From: Michael Everson (everson@evertype.com)
Date: Sat Dec 27 2003 - 18:12:22 EST

  • Next message: Peter Kirk: "Re: [hebrew] Re: Aramaic unification and information retrieval"

    At 14:44 -0800 2003-12-27, Peter Kirk wrote:

    >Doug, thanks for making this new point re ancient Semitic scripts.
    >Fundamental identity of the characters is a strong reason for
    >unifying these scripts as well as Han scripts. As I wrote a few days
    >ago, ALEF is ALEF is ALEF is ALEF, whatever glyph shapes are used.

    And ALPHA and A, are just the same.

    We disunified Nuskhuri from Mkhedruli, and familiarity and legibility
    were indeed criteria for the disunification.
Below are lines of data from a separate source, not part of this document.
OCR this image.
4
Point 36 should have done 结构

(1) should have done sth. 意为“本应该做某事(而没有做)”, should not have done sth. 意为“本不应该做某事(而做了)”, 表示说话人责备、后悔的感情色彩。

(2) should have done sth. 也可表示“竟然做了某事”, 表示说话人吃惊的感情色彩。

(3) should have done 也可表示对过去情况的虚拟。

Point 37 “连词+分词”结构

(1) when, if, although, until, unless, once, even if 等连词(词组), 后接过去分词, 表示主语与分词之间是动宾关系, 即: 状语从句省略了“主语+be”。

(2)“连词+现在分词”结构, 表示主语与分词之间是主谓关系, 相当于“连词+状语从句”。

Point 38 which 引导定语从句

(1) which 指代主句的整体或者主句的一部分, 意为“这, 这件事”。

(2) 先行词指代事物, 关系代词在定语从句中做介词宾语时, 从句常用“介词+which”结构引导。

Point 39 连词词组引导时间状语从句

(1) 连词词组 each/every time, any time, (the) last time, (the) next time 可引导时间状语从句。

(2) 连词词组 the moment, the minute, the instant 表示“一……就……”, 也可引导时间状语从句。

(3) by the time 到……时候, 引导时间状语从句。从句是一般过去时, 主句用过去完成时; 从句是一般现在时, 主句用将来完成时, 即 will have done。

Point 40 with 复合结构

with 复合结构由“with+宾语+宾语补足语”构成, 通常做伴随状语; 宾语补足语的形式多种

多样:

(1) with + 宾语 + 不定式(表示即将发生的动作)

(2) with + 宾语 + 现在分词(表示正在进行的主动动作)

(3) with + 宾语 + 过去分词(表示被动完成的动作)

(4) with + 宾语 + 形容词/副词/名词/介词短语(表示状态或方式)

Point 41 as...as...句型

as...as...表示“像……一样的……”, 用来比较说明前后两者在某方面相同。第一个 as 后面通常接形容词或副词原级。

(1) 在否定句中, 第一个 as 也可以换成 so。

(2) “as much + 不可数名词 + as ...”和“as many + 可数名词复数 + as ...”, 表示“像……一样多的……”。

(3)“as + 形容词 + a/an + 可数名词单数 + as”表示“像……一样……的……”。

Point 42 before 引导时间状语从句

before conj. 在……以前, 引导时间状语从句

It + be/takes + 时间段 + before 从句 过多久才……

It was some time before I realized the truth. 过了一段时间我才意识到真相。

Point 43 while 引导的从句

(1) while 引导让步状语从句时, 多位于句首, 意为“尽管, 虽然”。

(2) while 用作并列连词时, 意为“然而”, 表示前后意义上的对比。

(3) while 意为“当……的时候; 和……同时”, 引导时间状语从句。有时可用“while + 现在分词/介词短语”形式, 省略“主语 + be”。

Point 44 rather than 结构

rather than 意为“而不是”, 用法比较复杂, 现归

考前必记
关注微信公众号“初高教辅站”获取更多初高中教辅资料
Mark Shoulson has just
    given his expert testimony that, one-to-one relation to the Semitic
    repertoire or not, Samaritan needs to be considered different from
    Hebrew. I'd say he'd probably feel the same about the older
    Phoenician as well.

    I will say it again: You and every Semiticist specialist on the face
    of the earth can encode every Phoenician document transliterated into
    Hebrew script in your databases and never even look at an eventually
    encoded Phoenician script. That usage still doesn't mean that the
    Phoenician script is a glyph variant of square Hebrew even if they
    share a repertoire.

    Even in antiquity these scripts were used distinctively in a number
    of instances, which will be discussed in the proposal documents in
    due course.

    Scripts develop, and differentiate. The nodes of Semitic which we
    will encode have not all been investigated, but, like Indic, it makes
    sense to encode more than one of them. I believe that the distinction
    between Phoenician and Square Hebrew should be maintained in plain
    text; font markup is not sufficient.